Take note, it is quickly becoming one of the hottest trends at the Lake of the Ozarks and under the full moon of June 10, the Lake of the Ozarks Watershed Alliance, Inc. (LOWA) held the inaugural Osage Howler Paddle Race along 61 miles of the Osage River.

Nearly 70 paddlers from all around the Midwest traveled to the Lake of the Ozarks to paddle the race and assist in raising funds for LOWA.

Racers chose a paddle of 61 miles or 14 miles and paddled through the night.

“The race was a great success, seeing 70 paddlers push themselves physically in support of LOWA, and the lake is truly inspiring,” said Amanda LaPorte, race director.

“The lake and surrounding area is a beautiful resource for all of us to enjoy. Without it [the lake] we have no economy, no property value, no businesses, but with it, we have one of the largest and best playgrounds in the country as our backyard. Seeing so many people enjoying that playground means seeing people support our lake community.”

Paddlers included kayaks, canoeists, stand-up paddle boards, hobies, and a man-made elliptical tandem kayak. The winner of the race was Brad Daniels with a time of 6 hours and 52 minutes and an average speed of 8.9 mph.

Paddle enthusiasts said it was one of the best races they have experienced in a long time while LOWA Executive Director Donna Swall said, “We couldn’t have asked for better weather, or a better current to give the racers that slight extra push.”

Many racers looked to the Osage Howler as a training grounds routine for the upcoming MR340, and used the opportunity of a night race to check equipment, stamina, endurance, and overall readiness.

All paddlers received a T-shirt which is available on LOWA’s website, www.lowatershed.org, as well as the extreme 61-mile racers were presented with a unique howling wolf medal, The Howler Wolf.

LOWA had such a good response to the Osage Howler, they are currently planning a fall race and paddle for fun event that will highlight the Niangua arm of the lake and possibly another trip down the Osage River.

In addition, LOWA hosts a free kayak meet-up, where you can try out the sport of kayaking and stand-up paddle boarding even if you own no equipment. The meet-ups are held every second Saturday, May thru September. LOWA also offers memberships to citizens, as well as businesses who wish to support the lake.

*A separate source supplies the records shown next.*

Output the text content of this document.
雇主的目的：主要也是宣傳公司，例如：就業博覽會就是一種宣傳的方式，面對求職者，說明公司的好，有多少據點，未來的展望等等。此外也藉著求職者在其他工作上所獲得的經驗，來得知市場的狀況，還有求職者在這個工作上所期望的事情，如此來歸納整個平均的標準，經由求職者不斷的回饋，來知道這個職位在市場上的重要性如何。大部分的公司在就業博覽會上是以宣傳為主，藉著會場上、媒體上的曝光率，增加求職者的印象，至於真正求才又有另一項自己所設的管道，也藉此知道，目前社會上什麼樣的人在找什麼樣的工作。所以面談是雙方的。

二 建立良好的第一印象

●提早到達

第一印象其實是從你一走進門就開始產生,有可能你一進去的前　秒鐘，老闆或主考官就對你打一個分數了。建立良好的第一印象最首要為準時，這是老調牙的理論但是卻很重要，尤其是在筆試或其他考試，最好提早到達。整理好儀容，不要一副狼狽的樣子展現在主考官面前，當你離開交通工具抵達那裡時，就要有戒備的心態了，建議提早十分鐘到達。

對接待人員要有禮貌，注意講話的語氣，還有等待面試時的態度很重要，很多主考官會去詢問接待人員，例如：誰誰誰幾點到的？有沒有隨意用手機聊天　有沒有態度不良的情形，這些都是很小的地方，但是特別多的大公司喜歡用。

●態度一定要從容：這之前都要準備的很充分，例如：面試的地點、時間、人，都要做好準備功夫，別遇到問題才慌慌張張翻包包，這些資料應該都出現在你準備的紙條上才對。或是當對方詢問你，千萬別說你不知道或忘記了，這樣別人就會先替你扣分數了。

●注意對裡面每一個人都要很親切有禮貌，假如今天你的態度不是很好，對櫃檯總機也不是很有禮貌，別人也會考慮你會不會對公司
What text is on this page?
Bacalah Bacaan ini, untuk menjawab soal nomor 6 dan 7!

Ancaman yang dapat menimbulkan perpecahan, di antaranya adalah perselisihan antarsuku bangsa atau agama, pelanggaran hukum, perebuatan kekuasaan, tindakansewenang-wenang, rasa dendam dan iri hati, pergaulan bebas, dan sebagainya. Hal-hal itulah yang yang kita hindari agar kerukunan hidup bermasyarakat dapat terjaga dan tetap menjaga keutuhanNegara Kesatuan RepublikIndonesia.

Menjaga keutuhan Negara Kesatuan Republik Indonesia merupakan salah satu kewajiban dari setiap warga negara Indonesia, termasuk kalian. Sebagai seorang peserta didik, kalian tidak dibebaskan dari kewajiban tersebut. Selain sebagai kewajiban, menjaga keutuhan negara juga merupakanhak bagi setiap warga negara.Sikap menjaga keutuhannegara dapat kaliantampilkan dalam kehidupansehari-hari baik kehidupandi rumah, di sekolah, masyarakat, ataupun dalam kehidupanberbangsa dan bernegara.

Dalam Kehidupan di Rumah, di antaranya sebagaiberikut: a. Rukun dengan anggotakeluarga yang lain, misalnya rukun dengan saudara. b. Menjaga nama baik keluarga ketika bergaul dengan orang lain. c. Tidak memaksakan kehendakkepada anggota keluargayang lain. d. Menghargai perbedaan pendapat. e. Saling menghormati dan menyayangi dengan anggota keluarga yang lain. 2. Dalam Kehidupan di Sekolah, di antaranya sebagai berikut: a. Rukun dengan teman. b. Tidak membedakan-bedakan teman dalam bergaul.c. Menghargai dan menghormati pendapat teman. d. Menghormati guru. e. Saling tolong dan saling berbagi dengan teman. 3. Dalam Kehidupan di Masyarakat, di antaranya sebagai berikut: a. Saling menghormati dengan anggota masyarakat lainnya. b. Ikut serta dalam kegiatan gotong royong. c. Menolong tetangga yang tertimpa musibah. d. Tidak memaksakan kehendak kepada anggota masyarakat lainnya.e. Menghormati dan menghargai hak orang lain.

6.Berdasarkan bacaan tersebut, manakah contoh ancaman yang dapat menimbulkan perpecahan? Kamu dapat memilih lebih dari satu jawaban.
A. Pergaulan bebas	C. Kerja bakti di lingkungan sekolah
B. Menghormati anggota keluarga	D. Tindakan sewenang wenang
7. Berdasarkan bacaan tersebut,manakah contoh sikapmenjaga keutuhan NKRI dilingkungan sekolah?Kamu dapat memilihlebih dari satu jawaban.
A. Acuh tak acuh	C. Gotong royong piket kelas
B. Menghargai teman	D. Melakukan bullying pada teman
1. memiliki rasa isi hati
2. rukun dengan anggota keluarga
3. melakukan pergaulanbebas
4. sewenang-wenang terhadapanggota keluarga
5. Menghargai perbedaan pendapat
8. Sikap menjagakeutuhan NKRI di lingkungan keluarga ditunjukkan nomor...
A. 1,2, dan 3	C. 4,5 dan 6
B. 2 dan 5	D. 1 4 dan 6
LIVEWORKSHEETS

LOWA is a citizen-based volunteer non-profit watershed alliance, working to ensure the lake stays healthy. The mission of LOWA — “Citizens will PRESERVE, PROTECT, and IMPROVE the Lake of the Ozarks, its watershed and its natural resources, while maintaining our economic, social, and environmental health” — gives stakeholders a chance to protect and preserve their investments at the lake and keeping it the best playground of the Midwest for generations to come.